During months one and two, shedding may actually increase, especially with minoxidil. This temporary shedding phase happens because the medication pushes old, weakened hairs out to make room for new growth. You may notice very fine, short hairs beginning to appear. By months three and four, those fine hairs become more noticeable and some begin to thicken. Hair shaft diameter starts to improve.
Months five and six are when most people start seeing a difference in overall density. The new hairs are longer and thicker, and thinning areas begin to look fuller. The most significant visible improvement typically comes between months seven and twelve. This is why dermatologists emphasize sticking with treatment for a full year before deciding whether it’s working. For chronic conditions like pattern hair loss, ongoing treatment is necessary to maintain results. Stopping medication generally means the hair loss process resumes.

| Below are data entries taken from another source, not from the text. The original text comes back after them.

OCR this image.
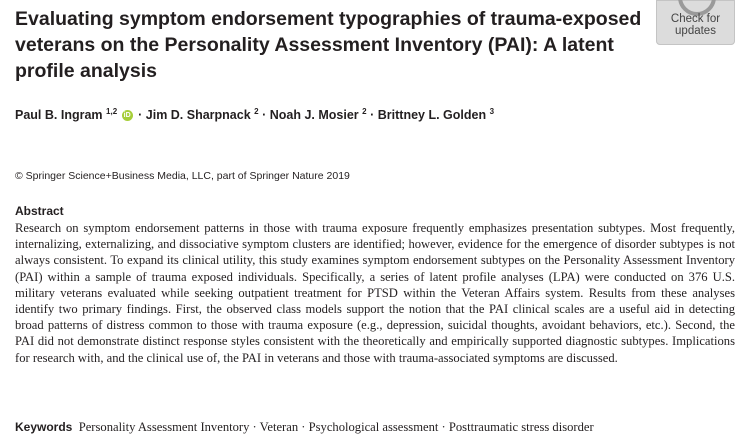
Evaluating symptom endorsement typographies of trauma-exposed veterans on the Personality Assessment Inventory (PAI): A latent profile analysis
Check for updates
Paul B. Ingram $^{1,2}$ iD · Jim D. Sharpnack $^2$ · Noah J. Mosier $^2$ · Brittney L. Golden $^3$
© Springer Science+Business Media, LLC, part of Springer Nature 2019
Abstract
Research on symptom endorsement patterns in those with trauma exposure frequently emphasizes presentation subtypes. Most frequently, internalizing, externalizing, and dissociative symptom clusters are identified; however, evidence for the emergence of disorder subtypes is not always consistent. To expand its clinical utility, this study examines symptom endorsement subtypes on the Personality Assessment Inventory (PAI) within a sample of trauma exposed individuals. Specifically, a series of latent profile analyses (LPA) were conducted on 376 U.S. military veterans evaluated while seeking outpatient treatment for PTSD within the Veteran Affairs system. Results from these analyses identify two primary findings. First, the observed class models support the notion that the PAI clinical scales are a useful aid in detecting broad patterns of distress common to those with trauma exposure (e.g., depression, suicidal thoughts, avoidant behaviors, etc.). Second, the PAI did not demonstrate distinct response styles consistent with the theoretically and empirically supported diagnostic subtypes. Implications for research with, and the clinical use of, the PAI in veterans and those with trauma-associated symptoms are discussed.
Keywords Personality Assessment Inventory · Veteran · Psychological assessment · Posttraumatic stress disorder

How Dermatologists Choose a Treatment Plan
Your dermatologist won’t just hand you a prescription based on symptoms alone. The first step is diagnosing the specific type of hair loss, which may involve a close examination of your scalp with a magnifying tool called a dermoscope, blood work to check for thyroid problems or nutritional deficiencies, and sometimes a small scalp biopsy.
For men with pattern hair loss, a typical first-line plan is oral finasteride plus topical or oral minoxidil. For women, it’s often spironolactone plus minoxidil. For alopecia areata with limited patches, steroid injections are usually tried first, with JAK inhibitors reserved for severe or widespread cases. Many dermatologists also layer in compounded topicals, platelet-rich plasma injections, or other adjunct treatments depending on the individual’s response over time. Treatment plans are frequently adjusted at follow-up visits as your dermatologist tracks progress and tolerability.